The Prime Minister will today table draft terms for the royal commission called in the wake of this week’s disturbing youth prison abuse revelations.

The Federal Government has been indicating that the royal commission will focus on the treatment of inmates at NT’s Don Dale Youth Detention Centre only, rejecting calls for it to be extended nationwide.

“If you spread it out to be an all-Australia inquiry, it would go on for years and you won't get the answers you need in respect to the Northern Territory,” Mr Turnbull said.

“We want it to be a highly targeted royal commission so it can be done properly, diligently and quite quickly,” Human Services Minister Alan Tudge said.

Newly-elected Northern Territory Labor senator ­Malarndirri McCarthy says the sharp focus is a good start, but the inquiry should then broaden.

“There needs to be action immed­iately with regard to the Northern Territory, to scrutinise what is going on here and making sure it stops immediately, but if it is also happening to other Australian youth elsewhere there must be scope to be able to expand at some appropriate time to other areas,” she told News Corp reporters.
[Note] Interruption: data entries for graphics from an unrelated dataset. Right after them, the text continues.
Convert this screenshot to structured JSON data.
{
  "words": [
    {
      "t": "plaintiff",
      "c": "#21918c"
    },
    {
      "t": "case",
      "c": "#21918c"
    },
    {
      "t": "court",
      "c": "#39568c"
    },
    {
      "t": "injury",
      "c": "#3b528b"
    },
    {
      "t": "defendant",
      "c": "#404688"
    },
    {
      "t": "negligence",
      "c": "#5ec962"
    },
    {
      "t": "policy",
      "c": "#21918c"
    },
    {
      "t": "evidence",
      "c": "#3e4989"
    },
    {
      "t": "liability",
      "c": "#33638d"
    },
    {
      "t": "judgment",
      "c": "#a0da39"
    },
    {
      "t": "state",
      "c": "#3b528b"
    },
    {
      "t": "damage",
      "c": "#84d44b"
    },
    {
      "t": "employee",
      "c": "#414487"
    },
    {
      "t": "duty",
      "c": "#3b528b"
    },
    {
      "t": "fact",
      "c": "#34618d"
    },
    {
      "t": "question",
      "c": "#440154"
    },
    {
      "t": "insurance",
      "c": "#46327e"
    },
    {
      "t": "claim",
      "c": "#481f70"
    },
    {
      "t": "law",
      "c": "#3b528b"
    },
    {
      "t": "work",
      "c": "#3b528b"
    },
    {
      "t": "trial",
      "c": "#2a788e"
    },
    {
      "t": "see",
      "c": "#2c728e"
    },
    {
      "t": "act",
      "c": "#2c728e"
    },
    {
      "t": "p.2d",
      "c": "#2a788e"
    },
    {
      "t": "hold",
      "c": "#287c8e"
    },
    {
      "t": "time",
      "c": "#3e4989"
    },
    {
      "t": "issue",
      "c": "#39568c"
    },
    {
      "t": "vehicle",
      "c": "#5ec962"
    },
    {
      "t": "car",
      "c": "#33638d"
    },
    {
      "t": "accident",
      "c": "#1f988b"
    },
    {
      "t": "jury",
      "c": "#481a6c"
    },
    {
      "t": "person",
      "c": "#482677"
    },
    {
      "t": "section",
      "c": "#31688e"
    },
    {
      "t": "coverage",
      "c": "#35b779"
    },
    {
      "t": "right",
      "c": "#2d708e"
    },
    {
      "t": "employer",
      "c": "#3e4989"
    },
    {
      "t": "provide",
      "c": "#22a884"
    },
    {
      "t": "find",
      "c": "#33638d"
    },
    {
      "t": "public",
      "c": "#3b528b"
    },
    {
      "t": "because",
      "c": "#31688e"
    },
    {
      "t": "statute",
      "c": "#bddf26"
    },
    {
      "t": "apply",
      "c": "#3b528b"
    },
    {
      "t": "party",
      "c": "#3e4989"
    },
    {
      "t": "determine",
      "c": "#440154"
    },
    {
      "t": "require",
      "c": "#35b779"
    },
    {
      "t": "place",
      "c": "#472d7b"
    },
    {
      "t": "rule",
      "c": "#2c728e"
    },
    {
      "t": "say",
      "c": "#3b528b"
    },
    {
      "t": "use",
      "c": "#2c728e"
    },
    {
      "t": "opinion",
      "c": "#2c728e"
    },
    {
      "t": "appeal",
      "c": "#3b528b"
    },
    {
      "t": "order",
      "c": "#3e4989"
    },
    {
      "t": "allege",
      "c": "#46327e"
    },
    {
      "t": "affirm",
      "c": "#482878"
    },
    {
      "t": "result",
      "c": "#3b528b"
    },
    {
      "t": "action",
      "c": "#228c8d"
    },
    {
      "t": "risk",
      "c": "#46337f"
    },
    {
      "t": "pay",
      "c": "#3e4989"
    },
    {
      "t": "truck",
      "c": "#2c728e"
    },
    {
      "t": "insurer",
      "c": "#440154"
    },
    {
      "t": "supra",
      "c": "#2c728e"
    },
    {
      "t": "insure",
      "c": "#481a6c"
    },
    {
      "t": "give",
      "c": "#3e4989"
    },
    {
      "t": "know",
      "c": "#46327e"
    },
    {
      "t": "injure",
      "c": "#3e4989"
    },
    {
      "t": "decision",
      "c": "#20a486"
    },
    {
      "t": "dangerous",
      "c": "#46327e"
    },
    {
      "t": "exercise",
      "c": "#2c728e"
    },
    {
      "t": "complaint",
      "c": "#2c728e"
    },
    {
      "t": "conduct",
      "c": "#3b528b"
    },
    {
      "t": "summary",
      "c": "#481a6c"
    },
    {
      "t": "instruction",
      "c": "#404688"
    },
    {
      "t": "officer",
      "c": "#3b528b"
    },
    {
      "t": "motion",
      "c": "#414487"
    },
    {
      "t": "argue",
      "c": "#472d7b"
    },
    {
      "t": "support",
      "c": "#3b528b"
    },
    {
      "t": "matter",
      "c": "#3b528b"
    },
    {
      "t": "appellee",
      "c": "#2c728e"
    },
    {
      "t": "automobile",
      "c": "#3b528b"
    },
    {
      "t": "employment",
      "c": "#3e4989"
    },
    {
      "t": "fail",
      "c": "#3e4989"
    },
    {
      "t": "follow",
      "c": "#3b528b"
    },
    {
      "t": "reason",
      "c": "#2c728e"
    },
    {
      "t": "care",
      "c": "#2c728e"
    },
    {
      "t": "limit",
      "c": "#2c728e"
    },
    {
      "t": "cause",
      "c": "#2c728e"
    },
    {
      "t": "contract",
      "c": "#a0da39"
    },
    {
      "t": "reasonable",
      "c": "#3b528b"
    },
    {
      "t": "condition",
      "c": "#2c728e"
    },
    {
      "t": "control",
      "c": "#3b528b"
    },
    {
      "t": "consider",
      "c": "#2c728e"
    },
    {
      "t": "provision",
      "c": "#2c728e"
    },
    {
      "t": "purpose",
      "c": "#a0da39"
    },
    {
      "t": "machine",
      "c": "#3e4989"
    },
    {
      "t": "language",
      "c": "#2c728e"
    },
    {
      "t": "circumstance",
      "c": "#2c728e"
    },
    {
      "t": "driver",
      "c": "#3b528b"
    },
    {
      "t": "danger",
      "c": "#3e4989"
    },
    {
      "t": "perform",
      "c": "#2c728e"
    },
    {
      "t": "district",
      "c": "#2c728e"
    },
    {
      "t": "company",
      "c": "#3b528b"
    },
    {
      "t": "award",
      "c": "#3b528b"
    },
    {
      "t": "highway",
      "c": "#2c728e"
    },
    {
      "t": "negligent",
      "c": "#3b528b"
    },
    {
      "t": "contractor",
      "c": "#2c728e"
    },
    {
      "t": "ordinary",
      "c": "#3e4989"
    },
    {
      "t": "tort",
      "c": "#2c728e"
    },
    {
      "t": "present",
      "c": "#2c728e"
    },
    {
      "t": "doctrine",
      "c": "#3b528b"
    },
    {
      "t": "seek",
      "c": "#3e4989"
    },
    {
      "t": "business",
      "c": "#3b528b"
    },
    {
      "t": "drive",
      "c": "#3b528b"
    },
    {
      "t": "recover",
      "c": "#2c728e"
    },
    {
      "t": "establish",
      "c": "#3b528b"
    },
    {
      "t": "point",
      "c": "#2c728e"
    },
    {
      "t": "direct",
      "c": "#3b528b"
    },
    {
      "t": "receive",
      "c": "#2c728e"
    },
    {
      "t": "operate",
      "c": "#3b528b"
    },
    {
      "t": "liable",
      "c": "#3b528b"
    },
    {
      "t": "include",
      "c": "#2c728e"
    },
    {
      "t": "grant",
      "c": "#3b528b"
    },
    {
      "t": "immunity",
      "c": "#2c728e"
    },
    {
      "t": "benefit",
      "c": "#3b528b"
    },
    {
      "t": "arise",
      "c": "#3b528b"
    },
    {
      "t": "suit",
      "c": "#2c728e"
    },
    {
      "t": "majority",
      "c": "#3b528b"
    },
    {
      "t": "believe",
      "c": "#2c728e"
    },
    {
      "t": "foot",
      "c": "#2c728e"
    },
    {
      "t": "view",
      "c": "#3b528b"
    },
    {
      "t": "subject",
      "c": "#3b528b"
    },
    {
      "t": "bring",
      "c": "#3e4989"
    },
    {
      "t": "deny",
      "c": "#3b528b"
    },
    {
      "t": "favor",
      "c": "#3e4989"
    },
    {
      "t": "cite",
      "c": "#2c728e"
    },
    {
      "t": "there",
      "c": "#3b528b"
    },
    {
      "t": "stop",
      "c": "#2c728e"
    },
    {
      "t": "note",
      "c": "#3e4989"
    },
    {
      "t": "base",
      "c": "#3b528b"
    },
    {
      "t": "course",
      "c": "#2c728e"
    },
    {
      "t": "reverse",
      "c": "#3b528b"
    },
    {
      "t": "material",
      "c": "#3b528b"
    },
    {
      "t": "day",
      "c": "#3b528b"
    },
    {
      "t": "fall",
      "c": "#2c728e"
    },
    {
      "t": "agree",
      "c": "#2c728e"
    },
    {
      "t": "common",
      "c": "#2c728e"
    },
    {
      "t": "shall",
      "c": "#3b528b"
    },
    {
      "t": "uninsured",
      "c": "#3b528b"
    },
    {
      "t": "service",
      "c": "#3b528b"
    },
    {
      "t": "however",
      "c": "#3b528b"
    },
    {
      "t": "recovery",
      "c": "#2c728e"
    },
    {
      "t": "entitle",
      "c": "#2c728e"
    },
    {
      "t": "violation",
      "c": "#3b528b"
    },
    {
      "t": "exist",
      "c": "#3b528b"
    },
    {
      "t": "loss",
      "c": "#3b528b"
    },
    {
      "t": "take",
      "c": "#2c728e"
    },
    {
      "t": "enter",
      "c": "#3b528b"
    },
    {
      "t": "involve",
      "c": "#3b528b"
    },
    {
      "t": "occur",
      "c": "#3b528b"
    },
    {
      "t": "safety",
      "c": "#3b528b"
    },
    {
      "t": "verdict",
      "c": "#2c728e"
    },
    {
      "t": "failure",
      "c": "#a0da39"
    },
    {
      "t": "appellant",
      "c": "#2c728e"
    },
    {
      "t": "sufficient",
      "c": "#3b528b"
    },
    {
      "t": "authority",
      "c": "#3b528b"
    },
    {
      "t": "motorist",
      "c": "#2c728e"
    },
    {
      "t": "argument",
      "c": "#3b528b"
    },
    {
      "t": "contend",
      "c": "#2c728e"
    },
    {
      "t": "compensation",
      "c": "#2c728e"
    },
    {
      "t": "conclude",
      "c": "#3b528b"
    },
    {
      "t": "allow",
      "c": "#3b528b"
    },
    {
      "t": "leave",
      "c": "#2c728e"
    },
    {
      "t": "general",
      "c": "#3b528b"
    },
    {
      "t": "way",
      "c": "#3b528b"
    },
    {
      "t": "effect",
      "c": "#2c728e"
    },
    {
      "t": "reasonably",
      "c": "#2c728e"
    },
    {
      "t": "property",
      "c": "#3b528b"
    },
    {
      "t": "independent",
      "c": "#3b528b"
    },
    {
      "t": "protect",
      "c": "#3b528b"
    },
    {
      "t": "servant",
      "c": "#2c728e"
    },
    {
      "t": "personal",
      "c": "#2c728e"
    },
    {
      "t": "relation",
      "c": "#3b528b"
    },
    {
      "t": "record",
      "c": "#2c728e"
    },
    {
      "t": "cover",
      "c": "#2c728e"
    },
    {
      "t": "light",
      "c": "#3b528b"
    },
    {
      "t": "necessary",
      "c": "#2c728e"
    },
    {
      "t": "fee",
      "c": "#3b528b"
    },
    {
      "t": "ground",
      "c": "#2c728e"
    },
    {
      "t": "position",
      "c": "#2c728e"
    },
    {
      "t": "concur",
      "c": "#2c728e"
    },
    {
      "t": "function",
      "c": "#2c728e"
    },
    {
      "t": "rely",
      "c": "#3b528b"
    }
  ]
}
“It’s important to act as soon as possible but that must be done with the people of the NT as well. It’s clear that indigenous organisations, legal organisations and children’s commissioners past and present have raised these very ­issues for a number of years, but they were not listened to.”

Chris Cunneen, Professor of Criminology at UNSW, has written an article for The Conversation saying evidence of abuse in facilities across the country already exists.

Queensland legal advocates have called for the inquiry to be extended to cover Townsville's Cleveland Youth Detention Centre, but Queensland Attorney-General Yvette D'Ath says it is sorting itself out

West Australian Premier Colin Barnett says he was shocked to hear what is happening in Northern Territory juvenile detention, but that the inquiry should not bother looking at WA because “nothing like that” happens in its prisons.

Additionally, calls have come from around the country for the sacking of various higher-ups, who knew about the shocking treatment of kids at Don Dale but did nothing.

Federal Indigenous Affairs Minister Nigel Scullion said this week that when presented with the evidence of child abuse, it had not “piqued his interest”.

Asked on Wednesday why he did not know about the revelations on Tuesday, Scullion said; “I wish I'd known what I know today, or I knew yesterday afternoon, some time ago, but the facts of the matter were I didn't know”.

This is disputed by the journalist at the centre of the story, Caro Meldrum-Hanna, who says Scullion’s office asked for an advance copy of the story before airing, because he had dinner plans.